Oddly, the audio side of things in LEGO 2K Drive is a bit of a mess. I don’t know enough to know if it’s a low bitrate thing – the game’s paltry 8GB download on PS5 might suggest it is – but all of the voice work in the game sounds tinny and awful. It’s not just the sound quality either but the mix itself with volume issues in abundance that ruin the otherwise-great sound effects and mostly-good music. The trademark LEGO humour still manages to shine through though, with gloriously bad puns, visual gags and slapstick comedy in a relentless abundance that kept a stupid grin on my face the entire time.
So there’s a whole lot to love in LEGO 2K Drive, and I’ve not even touched on all of the multiplayer potential with the entire campaign playable in online co-op and all 24 superb races available to play locally or online in single race and cup configurations. It’s a fully-fledged adventure game and a top-notch multiplayer kart racer combined that easily trumps the likes of Mario Kart a run for its money as far as its content offering and variety goes, while also being shockingly competitive when it comes to the quality of the racing itself. This could’ve been a half-bricked grab at the LEGO crowd and still somewhat landed, but instead it’s thoroughly impressed me in just about every way.
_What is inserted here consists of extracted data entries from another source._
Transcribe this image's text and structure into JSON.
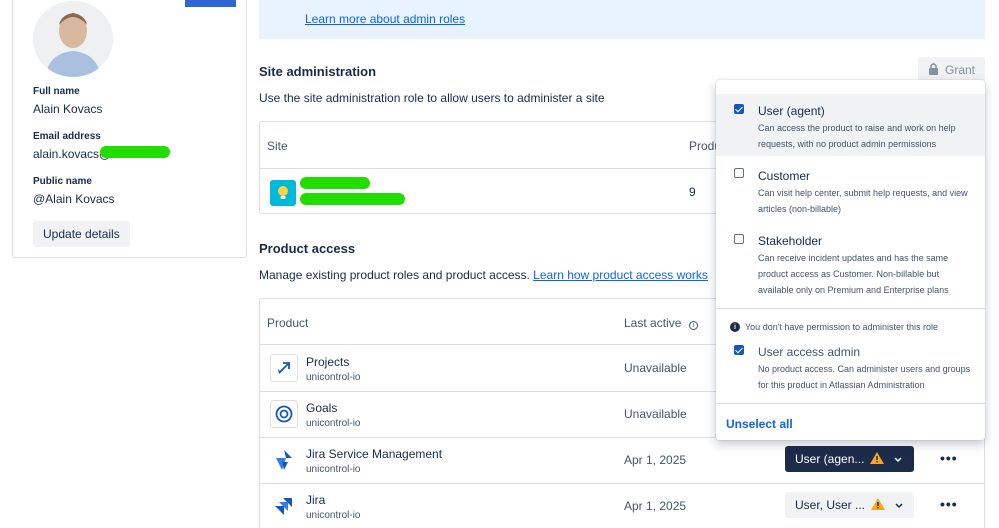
{
  "profile": {
    "full_name_label": "Full name",
    "full_name": "Alain Kovacs",
    "email_label": "Email address",
    "email": "alain.kovacs@",
    "public_name_label": "Public name",
    "public_name": "@Alain Kovacs",
    "update_button": "Update details"
  },
  "banner": {
    "link": "Learn more about admin roles"
  },
  "site_admin": {
    "title": "Site administration",
    "description": "Use the site administration role to allow users to administer a site",
    "grant_button": "Grant",
    "columns": {
      "site": "Site",
      "products": "Produ"
    },
    "row": {
      "products_count": "9"
    }
  },
  "product_access": {
    "title": "Product access",
    "description": "Manage existing product roles and product access.",
    "description_link": "Learn how product access works",
    "columns": {
      "product": "Product",
      "last_active": "Last active"
    },
    "rows": [
      {
        "name": "Projects",
        "site": "unicontrol-io",
        "last_active": "Unavailable"
      },
      {
        "name": "Goals",
        "site": "unicontrol-io",
        "last_active": "Unavailable"
      },
      {
        "name": "Jira Service Management",
        "site": "unicontrol-io",
        "last_active": "Apr 1, 2025",
        "role": "User (agen..."
      },
      {
        "name": "Jira",
        "site": "unicontrol-io",
        "last_active": "Apr 1, 2025",
        "role": "User, User ..."
      }
    ],
    "more_label": "•••"
  },
  "role_dropdown": {
    "options": [
      {
        "title": "User (agent)",
        "desc": "Can access the product to raise and work on help requests, with no product admin permissions",
        "checked": true
      },
      {
        "title": "Customer",
        "desc": "Can visit help center, submit help requests, and view articles (non-billable)",
        "checked": false
      },
      {
        "title": "Stakeholder",
        "desc": "Can receive incident updates and has the same product access as Customer. Non-billable but available only on Premium and Enterprise plans",
        "checked": false
      }
    ],
    "note": "You don't have permission to administer this role",
    "admin_option": {
      "title": "User access admin",
      "desc": "No product access. Can administer users and groups for this product in Atlassian Administration",
      "checked": true
    },
    "unselect_all": "Unselect all"
  },
  "colors": {
    "accent": "#0c66e4",
    "dark_button": "#1d2b4a",
    "warning": "#f5a623",
    "redaction": "#22dd00"
  }
}
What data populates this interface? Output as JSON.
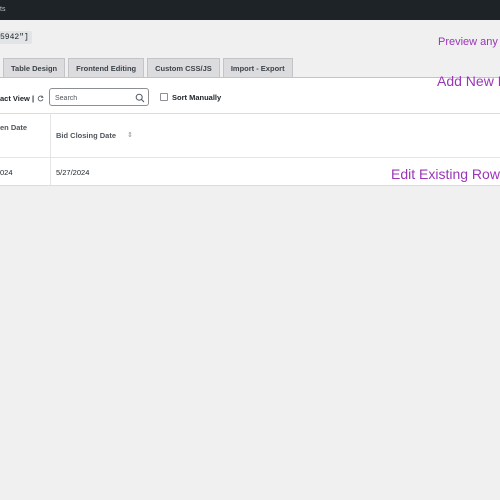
{
  "topbar": {
    "title": "ts"
  },
  "shortcode": {
    "text": "5942\"]"
  },
  "annotations": {
    "preview": "Preview any c",
    "add_new": "Add New R",
    "edit_existing": "Edit Existing Rows"
  },
  "tabs": [
    {
      "label": "Table Design"
    },
    {
      "label": "Frontend Editing"
    },
    {
      "label": "Custom CSS/JS"
    },
    {
      "label": "Import - Export"
    }
  ],
  "toolbar": {
    "compact_view_label": "act View |",
    "search_placeholder": "Search",
    "sort_manually_label": "Sort Manually"
  },
  "table": {
    "headers": [
      "en Date",
      "Bid Closing Date"
    ],
    "rows": [
      [
        "024",
        "5/27/2024"
      ]
    ]
  },
  "icons": {
    "refresh": "refresh-icon",
    "search": "search-icon",
    "sort": "sort-arrows-icon"
  },
  "colors": {
    "annotation": "#9b35b8",
    "topbar": "#1d2327"
  }
}
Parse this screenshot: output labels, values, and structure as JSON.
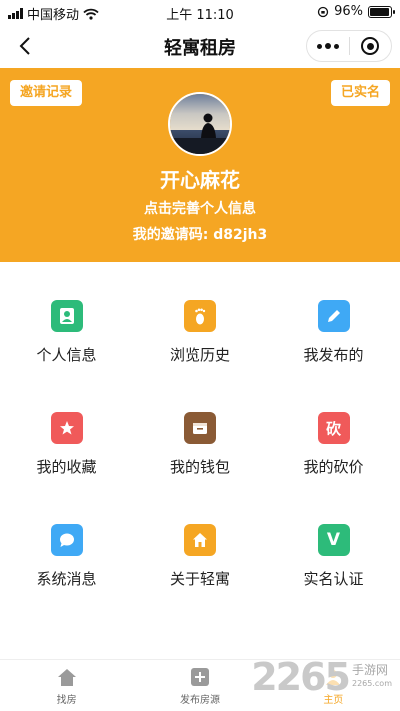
{
  "status_bar": {
    "carrier": "中国移动",
    "time": "上午 11:10",
    "battery": "96%",
    "battery_level": 0.96
  },
  "nav": {
    "title": "轻寓租房"
  },
  "profile": {
    "invite_records_label": "邀请记录",
    "verified_label": "已实名",
    "username": "开心麻花",
    "complete_info_label": "点击完善个人信息",
    "invite_code_text": "我的邀请码: d82jh3"
  },
  "menu": [
    {
      "label": "个人信息",
      "icon": "user-icon",
      "color": "#2dbb7a"
    },
    {
      "label": "浏览历史",
      "icon": "footprint-icon",
      "color": "#f5a623"
    },
    {
      "label": "我发布的",
      "icon": "pencil-icon",
      "color": "#3fa9f5"
    },
    {
      "label": "我的收藏",
      "icon": "star-icon",
      "color": "#f05a5a"
    },
    {
      "label": "我的钱包",
      "icon": "wallet-icon",
      "color": "#8a5a35"
    },
    {
      "label": "我的砍价",
      "icon": "bargain-icon",
      "color": "#f05a5a",
      "glyph": "砍"
    },
    {
      "label": "系统消息",
      "icon": "message-icon",
      "color": "#3fa9f5"
    },
    {
      "label": "关于轻寓",
      "icon": "house-icon",
      "color": "#f5a623"
    },
    {
      "label": "实名认证",
      "icon": "verify-icon",
      "color": "#2dbb7a",
      "glyph": "V"
    }
  ],
  "tabs": [
    {
      "label": "找房",
      "icon": "home-icon"
    },
    {
      "label": "发布房源",
      "icon": "plus-square-icon"
    },
    {
      "label": "主页",
      "icon": "profile-icon",
      "active": true
    }
  ],
  "watermark": {
    "number": "2265",
    "cn": "手游网",
    "en": "2265.com"
  },
  "colors": {
    "accent": "#f5a623"
  }
}
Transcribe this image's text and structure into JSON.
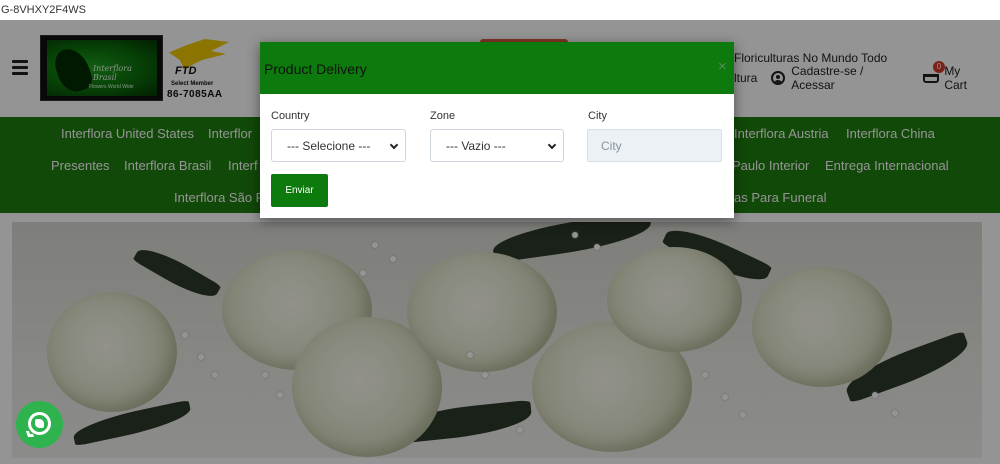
{
  "top_bar": {
    "code": "G-8VHXY2F4WS"
  },
  "header": {
    "logo": {
      "script_text": "Interflora Brasil",
      "base_text": "Flowers World Wide"
    },
    "ftd": {
      "brand": "FTD",
      "member_label": "Select Member",
      "member_number": "86-7085AA"
    },
    "tagline": "Floriculturas No Mundo Todo",
    "links": {
      "partial_link": "ltura",
      "account": "Cadastre-se / Acessar",
      "cart": "My Cart"
    },
    "cart_count": "0"
  },
  "nav": {
    "row1": {
      "left_1": "Interflora United States",
      "left_2": "Interflor",
      "right_1": "Interflora Austria",
      "right_2": "Interflora China"
    },
    "row2": {
      "left_1": "Presentes",
      "left_2": "Interflora Brasil",
      "left_3": "Interf",
      "right_1": "Paulo Interior",
      "right_2": "Entrega Internacional"
    },
    "row3": {
      "left_1": "Interflora São P",
      "right_1": "as Para Funeral"
    }
  },
  "modal": {
    "title": "Product Delivery",
    "close_symbol": "×",
    "country": {
      "label": "Country",
      "value": "--- Selecione ---"
    },
    "zone": {
      "label": "Zone",
      "value": "--- Vazio ---"
    },
    "city": {
      "label": "City",
      "placeholder": "City"
    },
    "submit_label": "Enviar"
  },
  "colors": {
    "brand_green": "#1e7e0e",
    "modal_header_green": "#0c7a0c",
    "cart_badge": "#d9372a",
    "whatsapp": "#2fb34f"
  },
  "icons": [
    "menu-icon",
    "user-icon",
    "cart-icon",
    "whatsapp-icon",
    "close-icon",
    "chevron-down-icon"
  ]
}
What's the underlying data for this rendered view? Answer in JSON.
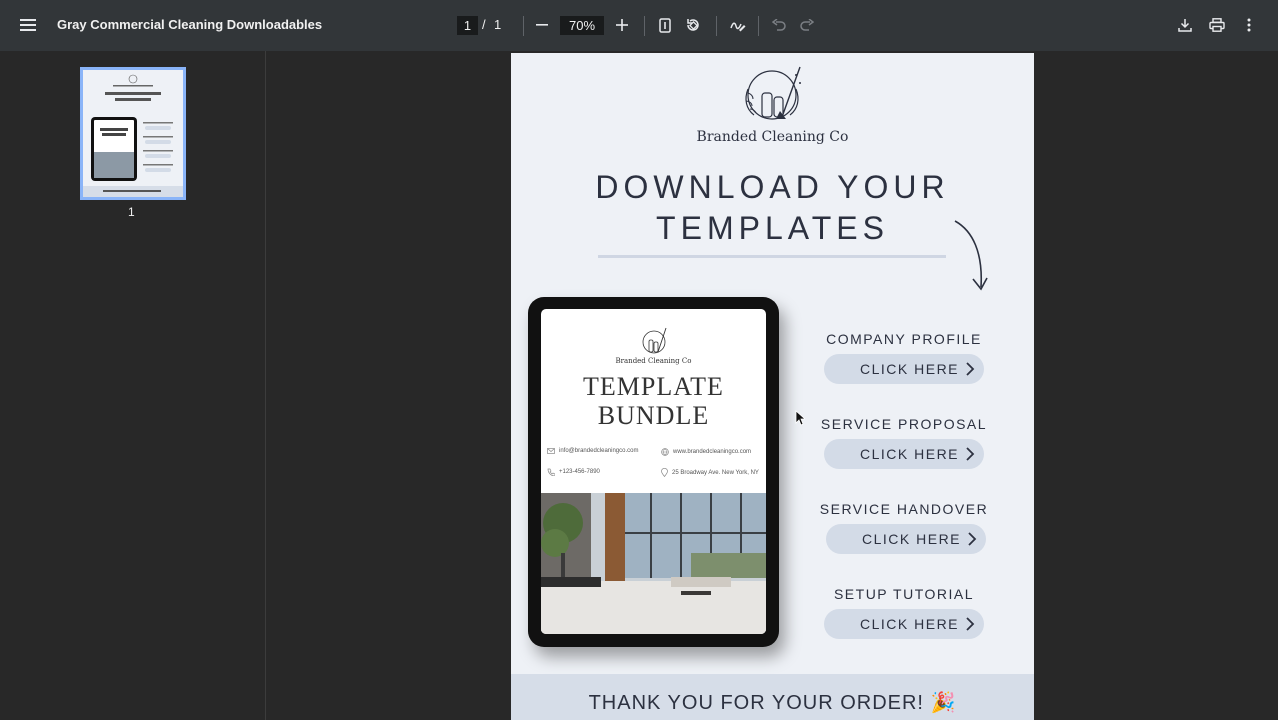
{
  "toolbar": {
    "title": "Gray Commercial Cleaning Downloadables",
    "current_page": "1",
    "page_separator": "/",
    "total_pages": "1",
    "zoom": "70%"
  },
  "sidebar": {
    "thumbnail_number": "1"
  },
  "document": {
    "brand": "Branded Cleaning Co",
    "heading_line1": "DOWNLOAD YOUR",
    "heading_line2": "TEMPLATES",
    "tablet": {
      "brand": "Branded Cleaning Co",
      "title_line1": "TEMPLATE",
      "title_line2": "BUNDLE",
      "email": "info@brandedcleaningco.com",
      "website": "www.brandedcleaningco.com",
      "phone": "+123-456-7890",
      "address": "25 Broadway Ave. New York, NY"
    },
    "sections": [
      {
        "label": "COMPANY PROFILE",
        "button": "CLICK HERE"
      },
      {
        "label": "SERVICE PROPOSAL",
        "button": "CLICK HERE"
      },
      {
        "label": "SERVICE HANDOVER",
        "button": "CLICK HERE"
      },
      {
        "label": "SETUP TUTORIAL",
        "button": "CLICK HERE"
      }
    ],
    "footer": "THANK YOU FOR YOUR ORDER! 🎉"
  },
  "colors": {
    "toolbar_bg": "#323639",
    "viewer_bg": "#282828",
    "page_bg": "#eef1f6",
    "pill_bg": "#d3dbe7",
    "text": "#2c3140",
    "thumb_border": "#8ab4f8"
  }
}
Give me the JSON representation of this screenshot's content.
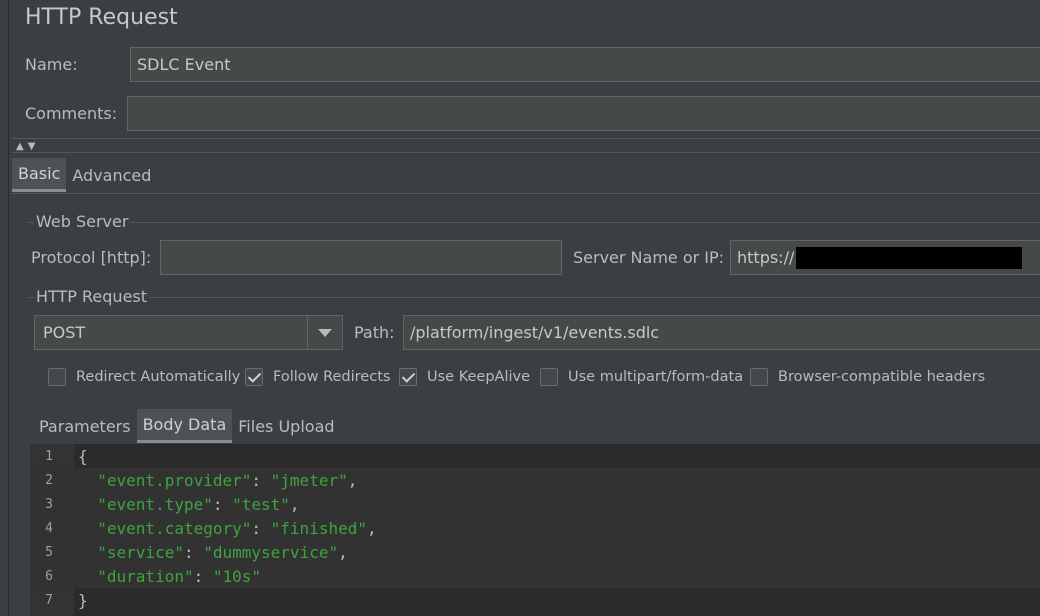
{
  "header": {
    "title": "HTTP Request"
  },
  "form": {
    "name_label": "Name:",
    "name_value": "SDLC Event",
    "comments_label": "Comments:",
    "comments_value": ""
  },
  "collapse_arrows": "▲▼",
  "tabs": [
    {
      "label": "Basic",
      "active": true
    },
    {
      "label": "Advanced",
      "active": false
    }
  ],
  "web_server": {
    "title": "Web Server",
    "protocol_label": "Protocol [http]:",
    "protocol_value": "",
    "server_label": "Server Name or IP:",
    "server_value": "https://"
  },
  "http_request": {
    "title": "HTTP Request",
    "method": "POST",
    "path_label": "Path:",
    "path_value": "/platform/ingest/v1/events.sdlc",
    "options": [
      {
        "label": "Redirect Automatically",
        "checked": false
      },
      {
        "label": "Follow Redirects",
        "checked": true
      },
      {
        "label": "Use KeepAlive",
        "checked": true
      },
      {
        "label": "Use multipart/form-data",
        "checked": false
      },
      {
        "label": "Browser-compatible headers",
        "checked": false
      }
    ]
  },
  "body_tabs": [
    {
      "label": "Parameters",
      "active": false
    },
    {
      "label": "Body Data",
      "active": true
    },
    {
      "label": "Files Upload",
      "active": false
    }
  ],
  "body_data": {
    "line_numbers": [
      "1",
      "2",
      "3",
      "4",
      "5",
      "6",
      "7"
    ],
    "lines": [
      {
        "segments": [
          {
            "text": "{",
            "kind": "punc"
          }
        ]
      },
      {
        "segments": [
          {
            "text": "  \"event.provider\"",
            "kind": "str"
          },
          {
            "text": ": ",
            "kind": "punc"
          },
          {
            "text": "\"jmeter\"",
            "kind": "str"
          },
          {
            "text": ",",
            "kind": "punc"
          }
        ]
      },
      {
        "segments": [
          {
            "text": "  \"event.type\"",
            "kind": "str"
          },
          {
            "text": ": ",
            "kind": "punc"
          },
          {
            "text": "\"test\"",
            "kind": "str"
          },
          {
            "text": ",",
            "kind": "punc"
          }
        ]
      },
      {
        "segments": [
          {
            "text": "  \"event.category\"",
            "kind": "str"
          },
          {
            "text": ": ",
            "kind": "punc"
          },
          {
            "text": "\"finished\"",
            "kind": "str"
          },
          {
            "text": ",",
            "kind": "punc"
          }
        ]
      },
      {
        "segments": [
          {
            "text": "  \"service\"",
            "kind": "str"
          },
          {
            "text": ": ",
            "kind": "punc"
          },
          {
            "text": "\"dummyservice\"",
            "kind": "str"
          },
          {
            "text": ",",
            "kind": "punc"
          }
        ]
      },
      {
        "segments": [
          {
            "text": "  \"duration\"",
            "kind": "str"
          },
          {
            "text": ": ",
            "kind": "punc"
          },
          {
            "text": "\"10s\"",
            "kind": "str"
          }
        ]
      },
      {
        "segments": [
          {
            "text": "}",
            "kind": "punc"
          }
        ]
      }
    ]
  }
}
LEGO 2K Drive is a wildly impressive triple threat of a great LEGO game, a great open-world adventure and a great racing game. Whether you want to challenge your friends in slick and exciting head-to-head races, tackle a hefty single-player campaign stuffed with varied and plentiful content, or just spend hours building your own LEGO vehicles by the brick, you're absolutely covered here. A couple of issues aside, this is easily the best multiplatform arcade racer around.